At room temperature, an iron horseshoe, when dunked into a cylindrical tank of water (radius of \(10.0 \mathrm{~cm})\) causes the water level to rise \(0.25 \mathrm{~cm}\) above the level without the horseshoe in the tank. When heated in the blacksmith's stove from room temperature to a temperature of \(7.00 \cdot 10^{2} \mathrm{~K}\) worked into its final shape, and then dunked back into the water, how much does the water level rise above the "no horseshoe" level (ignore any water that evaporates as the horseshoe enters the water)? Note: The linear expansion coefficient for iron is roughly that of steel: \(11 \cdot 10^{-6}{ }^{\circ} \mathrm{C}^{-1}\).

First, we need to find out the initial volume of the horseshoe at room temperature. To do so, we can find the volume of water corresponding to the rise in water level when the horseshoe is dunked into the tank: \(V_{water} = \pi R^2 h_{rise}\) where \(R = 10.0 \mathrm{~cm}\) is the radius of the cylindrical tank, and \(h_{rise} = 0.25 \mathrm{~cm}\) is the rise in water level. Plug in the values to find the initial volume of the horseshoe: \(V_{1} = V_{water} = \pi (10.0)^2 (0.25)\)

Next, we need to find how much the horseshoe has expanded due to the increase in temperature. The linear expansion coefficient (\(\alpha\)) is given as \(11 \cdot 10^{-6}{ }^{\circ} \mathrm{C}^{-1}\). The initial temperature of the horseshoe is room temperature, which is \(20^{\circ}\mathrm{C}\). The final temperature is \(7.00\cdot 10^{2} \mathrm{~K}\). Since the temperatures are in different units, we need to convert the final temperature to Celsius: \(T_{2} = 7.00\cdot 10^{2} \mathrm{~K} - 273.15 = 426.85^{\circ}\mathrm{C}\) Now, we can compute the change in temperature: \(\Delta T = T_{2} - T_{1} = 426.85 - 20 = 406.85^{\circ}\mathrm{C}\) Since the volume expansion for a solid is given by the following formula: \(\Delta V = V_{1} \cdot 3 \alpha \Delta T\) Plug in the values to find the volume expansion: \(\Delta V = V_{1} \cdot 3 \cdot (11 \cdot 10^{-6}) \cdot 406.85\)

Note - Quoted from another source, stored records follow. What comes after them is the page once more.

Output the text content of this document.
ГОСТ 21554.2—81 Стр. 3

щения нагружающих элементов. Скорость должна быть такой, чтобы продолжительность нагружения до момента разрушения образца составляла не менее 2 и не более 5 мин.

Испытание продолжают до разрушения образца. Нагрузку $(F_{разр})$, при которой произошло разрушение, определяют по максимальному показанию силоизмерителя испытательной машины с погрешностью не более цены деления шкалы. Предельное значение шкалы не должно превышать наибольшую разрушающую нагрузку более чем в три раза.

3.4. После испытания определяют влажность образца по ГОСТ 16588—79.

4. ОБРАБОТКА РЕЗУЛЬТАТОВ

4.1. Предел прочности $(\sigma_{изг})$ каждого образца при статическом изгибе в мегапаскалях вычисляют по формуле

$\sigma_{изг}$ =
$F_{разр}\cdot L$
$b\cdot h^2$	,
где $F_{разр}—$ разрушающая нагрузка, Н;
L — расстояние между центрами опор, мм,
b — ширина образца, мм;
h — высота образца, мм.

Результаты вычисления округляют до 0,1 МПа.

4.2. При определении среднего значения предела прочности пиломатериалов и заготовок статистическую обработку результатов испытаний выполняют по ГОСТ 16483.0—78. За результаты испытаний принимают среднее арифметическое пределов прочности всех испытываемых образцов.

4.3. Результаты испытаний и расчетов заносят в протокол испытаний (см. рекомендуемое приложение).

Now that we've determined the volume expansion due to the increase in temperature, we can find the expanded volume of the horseshoe: \(V_{2} = V_{1} + \Delta V\)

Having found the final volume of the heated horseshoe, we can now determine the new rise in water level: \(h_{new} = \frac{V_{2}}{\pi R^2}\) Finally, we will have the rise in water level when the heated horseshoe is dunked back into the cylindrical tank.